Founded in the mid-80s, Jennyfer embodied a carefree and consumerist youth. The brand still achieved 250 million euros in annual turnover recently, with 220 sales outlets in France. But the weight of debt, the erosion of the teenage clientele, and the lack of understanding of new online shopping practices have shaken its foundations.

A bankruptcy revealing a disruption
The liquidation of Jennyfer stands as a major symptom of the upheaval in the textile and fast-fashion sector. The model of low-cost fashion based on mass production is reaching its limits. Faced with a connected, engaged, and mobile Generation Z, brands must rethink their fundamentals. Indeed, the changing ready-to-wear market demands this adaptation to survive.
Now, the entire textile value chain must be reinvented. This includes an agile logistics and authentic communication. Moreover, verifiable ecological commitments are essential. Finally, a hybrid shopping experience must align with new expectations. Otherwise, the French ready-to-wear landscape will continue to disintegrate.

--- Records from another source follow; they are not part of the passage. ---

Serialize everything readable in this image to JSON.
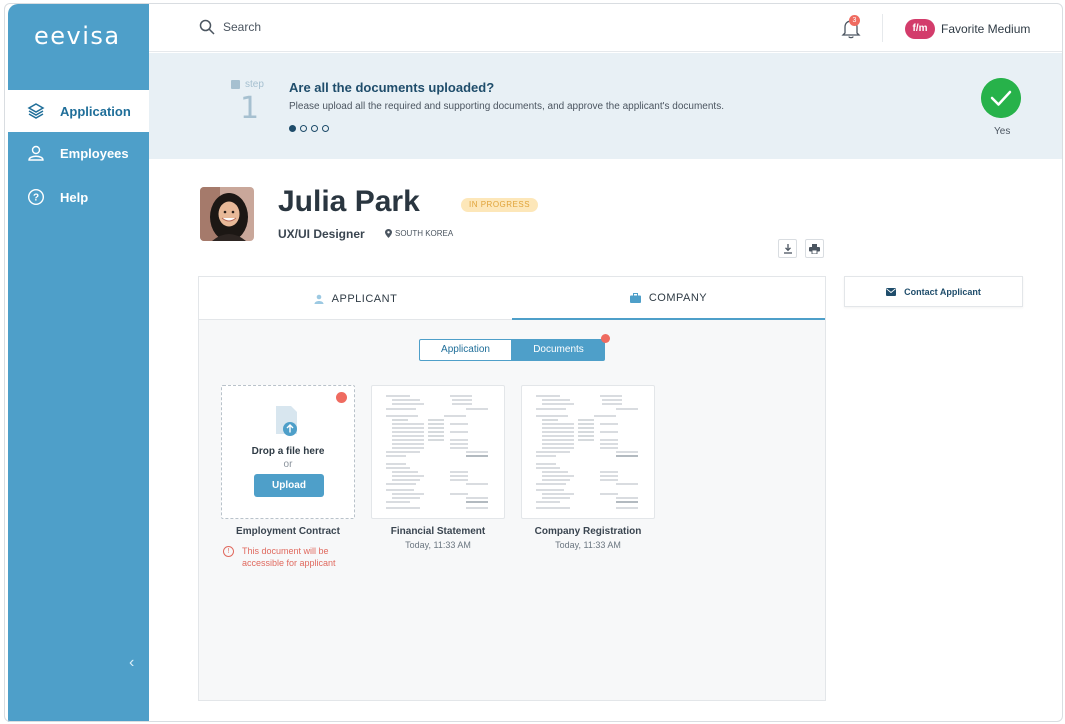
{
  "sidebar": {
    "logo": "eevisa",
    "items": [
      {
        "label": "Application",
        "icon": "layers-icon",
        "active": true
      },
      {
        "label": "Employees",
        "icon": "user-icon",
        "active": false
      },
      {
        "label": "Help",
        "icon": "help-icon",
        "active": false
      }
    ],
    "collapse_glyph": "‹"
  },
  "topbar": {
    "search_label": "Search",
    "notification_count": "3",
    "company_initials": "f/m",
    "company_name": "Favorite Medium"
  },
  "banner": {
    "step_label": "step",
    "step_number": "1",
    "title": "Are all the documents uploaded?",
    "subtitle": "Please upload all the required and supporting documents, and approve the applicant's documents.",
    "dots_total": 4,
    "dots_active": 1,
    "status_label": "Yes"
  },
  "profile": {
    "name": "Julia Park",
    "status": "IN PROGRESS",
    "role": "UX/UI Designer",
    "location": "SOUTH KOREA"
  },
  "tabs": [
    {
      "label": "APPLICANT",
      "active": false
    },
    {
      "label": "COMPANY",
      "active": true
    }
  ],
  "segment": {
    "option_1": "Application",
    "option_2": "Documents"
  },
  "contact_label": "Contact Applicant",
  "documents": [
    {
      "title": "Employment Contract",
      "drop_text": "Drop a file here",
      "or_text": "or",
      "upload_label": "Upload",
      "warning": "This document will be accessible for applicant"
    },
    {
      "title": "Financial Statement",
      "time": "Today, 11:33 AM"
    },
    {
      "title": "Company Registration",
      "time": "Today, 11:33 AM"
    }
  ],
  "colors": {
    "sidebar": "#4e9fc9",
    "accent": "#4e9fc9",
    "success": "#27b24a",
    "alert": "#ef6b60",
    "brand_company": "#d33c6b",
    "status_bg": "#fde7b9"
  }
}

A youth affected once again
Jennyfer primarily targeted 10-24 year-olds, an age group already affected by precariousness, difficulties in accessing employment, and the impoverishment of purchasing power. Its disappearance illustrates a form of disengagement of the fashion market towards the youngest, often perceived as volatile but trendsetters. Increasingly, they favor second-hand, digital thrift stores like Vinted, and low-cost Asian platforms, deemed more suited to their means and aspirations.
The closure of Jennyfer is not just another episode in the economic chronicles of retail. It embodies a cultural and economic rupture, a fundamental shift in clothing practices, and a wake-up call for historic brands. A turning point that the fashion sector can no longer ignore if it wants to remain relevant.